Réalisateurs : Jon Asp et Mattias Nohrborg
Acteurs : -
Distributeur : Malavida Films
Budget : -
Genre : Documentaire.
Nationalité : Suédois.
Durée : 1h45min.

Synopsis :
Being Bo Widerberg raconte l’histoire d’un réalisateur capital reconnu mais oublié qui, dans l’ombre d’Ingmar Bergman, est devenu le cinéaste suédois le plus influent du pays. Le film retrace la vie de Widerberg, depuis ses débuts dans les années 60, écrivain en herbe issu de la classe ouvrière de Malmö et sévère critique cinématographique du cinéma suédois contemporain, jusqu’à l’apogée de sa carrière de réalisateur, enraciné à Stockholm, primé à Cannes et à New York.

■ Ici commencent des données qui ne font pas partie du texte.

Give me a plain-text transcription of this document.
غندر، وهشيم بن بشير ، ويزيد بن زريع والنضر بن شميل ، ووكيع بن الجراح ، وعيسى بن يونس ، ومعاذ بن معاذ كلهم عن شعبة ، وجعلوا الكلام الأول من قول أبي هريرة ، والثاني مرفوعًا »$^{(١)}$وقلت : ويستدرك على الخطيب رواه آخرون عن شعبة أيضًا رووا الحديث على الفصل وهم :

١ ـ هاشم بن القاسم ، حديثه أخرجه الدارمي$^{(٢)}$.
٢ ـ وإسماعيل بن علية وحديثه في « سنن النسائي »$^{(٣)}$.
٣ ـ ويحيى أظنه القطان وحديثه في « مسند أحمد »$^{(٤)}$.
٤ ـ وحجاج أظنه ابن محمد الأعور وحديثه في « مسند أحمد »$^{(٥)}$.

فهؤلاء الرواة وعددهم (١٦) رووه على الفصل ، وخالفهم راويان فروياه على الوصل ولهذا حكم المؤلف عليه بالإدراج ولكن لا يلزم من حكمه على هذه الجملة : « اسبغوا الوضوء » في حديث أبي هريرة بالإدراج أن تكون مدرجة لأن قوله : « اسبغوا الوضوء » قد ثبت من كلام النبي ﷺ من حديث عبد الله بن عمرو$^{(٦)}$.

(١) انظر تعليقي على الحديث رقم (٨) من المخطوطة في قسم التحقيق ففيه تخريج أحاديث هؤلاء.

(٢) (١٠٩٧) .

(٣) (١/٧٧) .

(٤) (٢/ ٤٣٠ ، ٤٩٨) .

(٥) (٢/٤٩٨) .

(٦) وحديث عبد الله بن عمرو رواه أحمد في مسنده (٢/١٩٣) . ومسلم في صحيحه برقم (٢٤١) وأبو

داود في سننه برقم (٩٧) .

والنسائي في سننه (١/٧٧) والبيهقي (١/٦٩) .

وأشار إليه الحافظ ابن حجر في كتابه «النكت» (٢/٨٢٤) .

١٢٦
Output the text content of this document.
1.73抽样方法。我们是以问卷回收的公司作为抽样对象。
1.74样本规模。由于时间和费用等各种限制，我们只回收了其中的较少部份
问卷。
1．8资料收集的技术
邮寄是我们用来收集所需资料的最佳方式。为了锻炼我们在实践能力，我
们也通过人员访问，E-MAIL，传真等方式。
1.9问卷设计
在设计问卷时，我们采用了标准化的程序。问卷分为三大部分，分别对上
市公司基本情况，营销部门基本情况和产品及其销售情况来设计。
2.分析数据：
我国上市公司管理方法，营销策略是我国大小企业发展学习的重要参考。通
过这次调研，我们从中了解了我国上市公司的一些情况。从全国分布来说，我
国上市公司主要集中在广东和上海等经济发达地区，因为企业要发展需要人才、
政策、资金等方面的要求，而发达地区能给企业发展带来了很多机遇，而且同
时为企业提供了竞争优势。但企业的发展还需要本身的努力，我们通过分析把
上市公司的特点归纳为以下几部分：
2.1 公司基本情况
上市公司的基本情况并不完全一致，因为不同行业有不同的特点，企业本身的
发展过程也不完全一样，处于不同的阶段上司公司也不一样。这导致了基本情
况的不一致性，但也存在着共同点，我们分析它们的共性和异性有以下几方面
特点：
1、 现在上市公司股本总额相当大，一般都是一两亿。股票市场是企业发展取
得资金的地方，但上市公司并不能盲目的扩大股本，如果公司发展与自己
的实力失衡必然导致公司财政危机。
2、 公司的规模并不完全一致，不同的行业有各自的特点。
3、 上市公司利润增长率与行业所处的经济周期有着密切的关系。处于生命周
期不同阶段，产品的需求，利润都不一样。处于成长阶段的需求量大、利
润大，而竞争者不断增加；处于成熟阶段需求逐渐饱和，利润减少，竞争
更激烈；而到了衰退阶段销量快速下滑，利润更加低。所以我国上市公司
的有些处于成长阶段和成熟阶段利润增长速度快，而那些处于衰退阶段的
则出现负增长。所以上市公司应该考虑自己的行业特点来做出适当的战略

Le film illustre également les conséquences de la carrière de Widerberg - ou plutôt de sa quête passionnée d’une vie intense - sur ses collaborateurs artistiques, sa famille et sur lui-même.




Le cinéma - béni - de Bo Widerberg, c'est le cinéma de l'engagement puissant et vibrant, fruit d'une caméra à l'élégance et à la grâce rares, sans nulle pareille, qui valse avec les âmes qui s'aventurent devant elle, pensée et forgée pour rompre avec la psychologie dramatico-introvertie d'un Ingmar Bergman beaucoup plus austère et dont il restera, implacablement et injustement, dans l'ombre (ses références allant bien plus, indiscutablement, du côté de la Nouvelle Vague française mais aussi et surtout du Free Cinéma de nos voisins britanniques), alors que son impact sur le septième art était peut-être encore plus significatif - et pas uniquement sur le septième art scandinave, malgré une distribution mondiale compliquée.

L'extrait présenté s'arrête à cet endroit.